Pronouns are versatile words that can substitute for many nouns. The word “pronoun” comes from the Latin word “pronomen” which breaks down onto “pro” and “nomen”. They mean “in place of” and “name.” Pronouns are useful in making our language not be so repetitive and keeps it from bogging down. If it weren’t for pronouns, when you were talking about someone, you would have to keep repeating their name over and over.
Pronouns can be classified according to their function. Following are brief explanations, lists of pronouns, and examples.
- Subject pronouns function as the subject of a clause or sentence. These are I, we, he, she, it, you, and they. Example: She is too funny.
- Object pronouns function as the objects of verbs, infinitives, and prepositions. These are: me, us, it, him, her, you, and them. Example: Give the money to her.
- Possessive pronouns show possession or ownership. These are: mine, ours, its, his, hers, yours, and theirs. Example: Is this paper yours?
- Indefinite pronouns refer to nouns in general. Here is a list of some of them: all, many, few, some, nothing, everyone, anybody, and other. Example: I don’t see anybody.
- Demonstrative pronouns pull the focus to the words they are replacing. The five demonstrative pronouns are: this, that, these, those, and such. Example: That was a great speech.
- Interrogative pronouns are used at the start of a question. They are: what, which, who, whom, whoever, whomever, whichever, and whatever. Example” Who is driving the car?
- Relative pronouns function as a link between a clause and a noun or pronoun. These are: that, who, whom, which, whoever, whomever, whichever, and whose. Example: The people who yell at performers are rude.
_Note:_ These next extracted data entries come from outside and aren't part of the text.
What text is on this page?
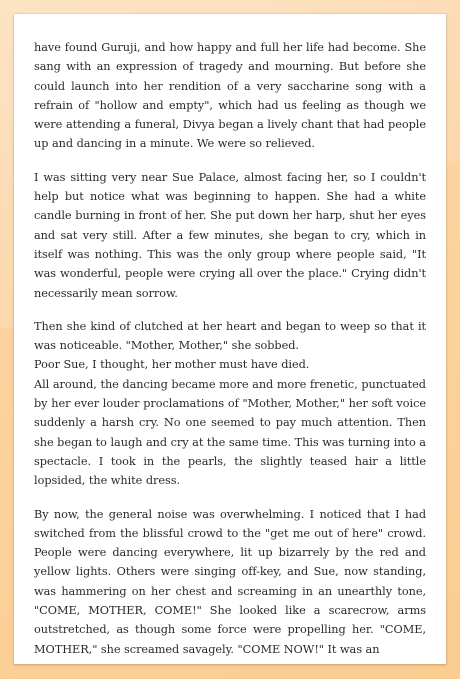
have found Guruji, and how happy and full her life had become. She sang with an expression of tragedy and mourning. But before she could launch into her rendition of a very saccharine song with a refrain of "hollow and empty", which had us feeling as though we were attending a funeral, Divya began a lively chant that had people up and dancing in a minute. We were so relieved.

I was sitting very near Sue Palace, almost facing her, so I couldn't help but notice what was beginning to happen. She had a white candle burning in front of her. She put down her harp, shut her eyes and sat very still. After a few minutes, she began to cry, which in itself was nothing. This was the only group where people said, "It was wonderful, people were crying all over the place." Crying didn't necessarily mean sorrow.

Then she kind of clutched at her heart and began to weep so that it was noticeable. "Mother, Mother," she sobbed.

Poor Sue, I thought, her mother must have died.

All around, the dancing became more and more frenetic, punctuated by her ever louder proclamations of "Mother, Mother," her soft voice suddenly a harsh cry. No one seemed to pay much attention. Then she began to laugh and cry at the same time. This was turning into a spectacle. I took in the pearls, the slightly teased hair a little lopsided, the white dress.

By now, the general noise was overwhelming. I noticed that I had switched from the blissful crowd to the "get me out of here" crowd. People were dancing everywhere, lit up bizarrely by the red and yellow lights. Others were singing off-key, and Sue, now standing, was hammering on her chest and screaming in an unearthly tone, "COME, MOTHER, COME!" She looked like a scarecrow, arms outstretched, as though some force were propelling her. "COME, MOTHER," she screamed savagely. "COME NOW!" It was an
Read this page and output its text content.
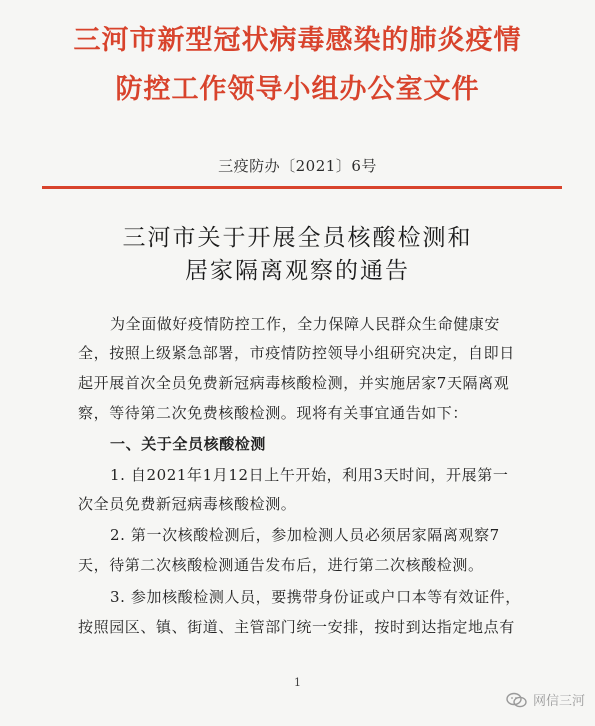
三河市新型冠状病毒感染的肺炎疫情
防控工作领导小组办公室文件
三疫防办〔2021〕6号
三河市关于开展全员核酸检测和
居家隔离观察的通告
为全面做好疫情防控工作，全力保障人民群众生命健康安
全，按照上级紧急部署，市疫情防控领导小组研究决定，自即日
起开展首次全员免费新冠病毒核酸检测，并实施居家7天隔离观
察，等待第二次免费核酸检测。现将有关事宜通告如下：
一、关于全员核酸检测
1. 自2021年1月12日上午开始，利用3天时间，开展第一
次全员免费新冠病毒核酸检测。
2. 第一次核酸检测后，参加检测人员必须居家隔离观察7
天，待第二次核酸检测通告发布后，进行第二次核酸检测。
3. 参加核酸检测人员，要携带身份证或户口本等有效证件，
按照园区、镇、街道、主管部门统一安排，按时到达指定地点有
1
网信三河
- Reflexive pronouns send emphasis back to the subject. They are: myself, ourselves, itself, himself, herself, yourself, yourselves, and themselves. Example: They are only fooling themselves.
- Intensive pronouns are used to further emphasize a noun or pronoun. These are: myself, himself, herself, themselves, itself, yourself, yourselves, and ourselves. Example: I myself do not care for broccoli.
Since pronouns replace nouns, you need information on nouns and their functions. Nouns name people, animals, objects, places, and ideas. There are so many nouns and you can sort them in many ways, like function or type. Following is a list of seven types of nouns grouped by what they represent. Some nouns can fit into more than one category.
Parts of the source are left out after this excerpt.